Look at this number on the board: 3,650.
When you say a big number, your voice says it in parts. We call each part a chunk. Here, "three thousand" is one chunk, and "six hundred and fifty" is the next chunk.
Now say it in your head, the way you would tell someone the score at a match or the number of people at a concert.
Here is the puzzle: where do the chunks fall, and which one do you say first?
Write 3,650 on the IWB and give five seconds of quiet think-time before any hands go up. Take two or three hands-up answers — listen for whether pupils naturally say "three thousand" first, then the rest. Revoice a strong answer: so we start with the biggest chunk, the thousands, and work down.

Watch as we build this number with place-value blocks. Say it with me: two thousand, one hundred and thirty-four. Each chunk you hear matches a column on the screen.
Now look carefully. This one is five thousand and eight. What do you notice about the hundreds and the tens? They are empty, so we say nothing for them — we jump straight from thousands to eight.
This one is six thousand, four hundred. The tens and units are empty this time, so the number stops at "four hundred".
Walk each example aloud, one at a time, and link the spoken chunk to its column.
Now we work through this together. When I read a four-digit number aloud in words, one of you will come up and build it in the Th, H, T and U columns.
Listen hard for the chunks. If you hear a chunk skipped, that column needs a zero. Once it is built, we will all read it back together to check it matches what I said.
This round is for talking it through together — pupils take turns at the board and the class agrees or corrects out loud.
Read each number slowly in words and let an individual pupil build it in the columns. Rotate four pupils. Good numbers to read aloud: three thousand, two hundred and forty (3,240); seven thousand and five (7,005, an empty-columns warning); four thousand, six hundred (4,600); nine thousand and ninety (9,090). After each build, have the whole class read the number back in unison to keep the watching pupils with you, then ask: which chunk did you NOT hear, and what does that tell us? Revoice: no hundred word means a zero in the hundreds column.

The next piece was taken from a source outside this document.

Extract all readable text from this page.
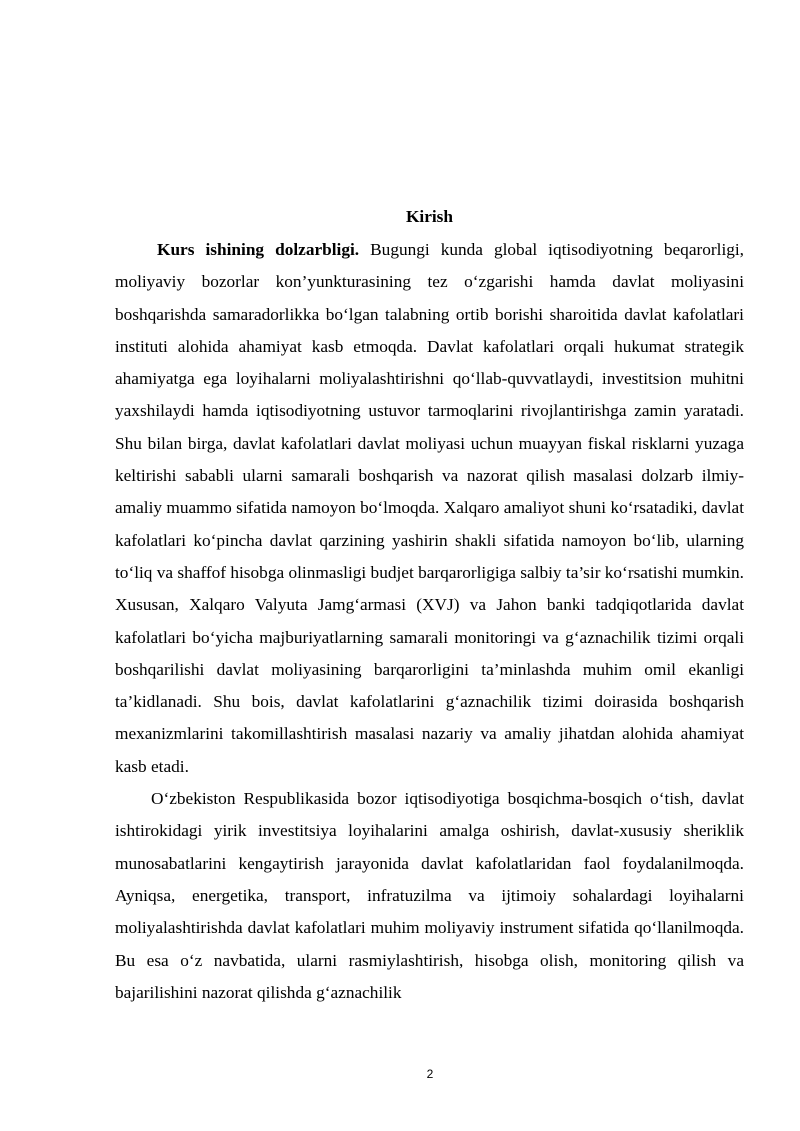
Kirish

Kurs ishining dolzarbligi. Bugungi kunda global iqtisodiyotning beqarorligi, moliyaviy bozorlar kon’yunkturasining tez o‘zgarishi hamda davlat moliyasini boshqarishda samaradorlikka bo‘lgan talabning ortib borishi sharoitida davlat kafolatlari instituti alohida ahamiyat kasb etmoqda. Davlat kafolatlari orqali hukumat strategik ahamiyatga ega loyihalarni moliyalashtirishni qo‘llab-quvvatlaydi, investitsion muhitni yaxshilaydi hamda iqtisodiyotning ustuvor tarmoqlarini rivojlantirishga zamin yaratadi. Shu bilan birga, davlat kafolatlari davlat moliyasi uchun muayyan fiskal risklarni yuzaga keltirishi sababli ularni samarali boshqarish va nazorat qilish masalasi dolzarb ilmiy-amaliy muammo sifatida namoyon bo‘lmoqda. Xalqaro amaliyot shuni ko‘rsatadiki, davlat kafolatlari ko‘pincha davlat qarzining yashirin shakli sifatida namoyon bo‘lib, ularning to‘liq va shaffof hisobga olinmasligi budjet barqarorligiga salbiy ta’sir ko‘rsatishi mumkin. Xususan, Xalqaro Valyuta Jamg‘armasi (XVJ) va Jahon banki tadqiqotlarida davlat kafolatlari bo‘yicha majburiyatlarning samarali monitoringi va g‘aznachilik tizimi orqali boshqarilishi davlat moliyasining barqarorligini ta’minlashda muhim omil ekanligi ta’kidlanadi. Shu bois, davlat kafolatlarini g‘aznachilik tizimi doirasida boshqarish mexanizmlarini takomillashtirish masalasi nazariy va amaliy jihatdan alohida ahamiyat kasb etadi.

O‘zbekiston Respublikasida bozor iqtisodiyotiga bosqichma-bosqich o‘tish, davlat ishtirokidagi yirik investitsiya loyihalarini amalga oshirish, davlat-xususiy sheriklik munosabatlarini kengaytirish jarayonida davlat kafolatlaridan faol foydalanilmoqda. Ayniqsa, energetika, transport, infratuzilma va ijtimoiy sohalardagi loyihalarni moliyalashtirishda davlat kafolatlari muhim moliyaviy instrument sifatida qo‘llanilmoqda. Bu esa o‘z navbatida, ularni rasmiylashtirish, hisobga olish, monitoring qilish va bajarilishini nazorat qilishda g‘aznachilik

2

In your maths copy, write down the four numbers I read aloud, as digits.
Then look at these two numbers on the board and write each one out in words: 4,326 and 7,105.
When you are finished, check each one by reading it back to yourself — does what you wrote match what you hear?
Read four numbers aloud for pupils to write as digits (include one with an empty middle column, such as 3,605). The two numbers for the words task are shown in the description (4,326 and 7,105). Walk the room glancing at whether zeros are placed correctly — this is whole-class copybook practice, not marking.
Now we work through these numbers together: 1,205 → 3,090 → 7,016 → 9,400.
For each one, I will call one of you up to read it aloud in words and build it on the board, while the rest of the class watches and checks. The zeros are the tricky part, so we will say each number slowly and check it before we move on.
This round is the practice bank — call one pupil up per number, the class checks aloud, and confirm before moving on. Keep the board work brisk rather than over-explaining.
For each target, ask the narrating question: which words tell you a column is empty? 1,205 has no tens word; 3,090 has no hundreds or units word; 7,016 has no hundreds word; 9,400 has no tens or units word. Use the Check button as part of the narration — yes, that's it — when a pupil lands the number.
When we say a four-digit number aloud, where does it break into chunks? And which chunk warns you that a column is empty?
Listen for pupils naming the missing word as the empty-column signal — "no hundred word means a zero in hundreds". Revoice a strong contribution: so when a chunk is skipped, that is the zero telling us the column is empty. Push gently on the order: we always say the biggest chunk, the thousands, first.
Next, we will take these four-digit numbers apart in a different way, splitting them into thousands, hundreds, tens and units to see how one number can be written in more than one way.
Recap the empty-column idea once more as the headline takeaway. This lesson sets up partitioning and renaming, which comes next.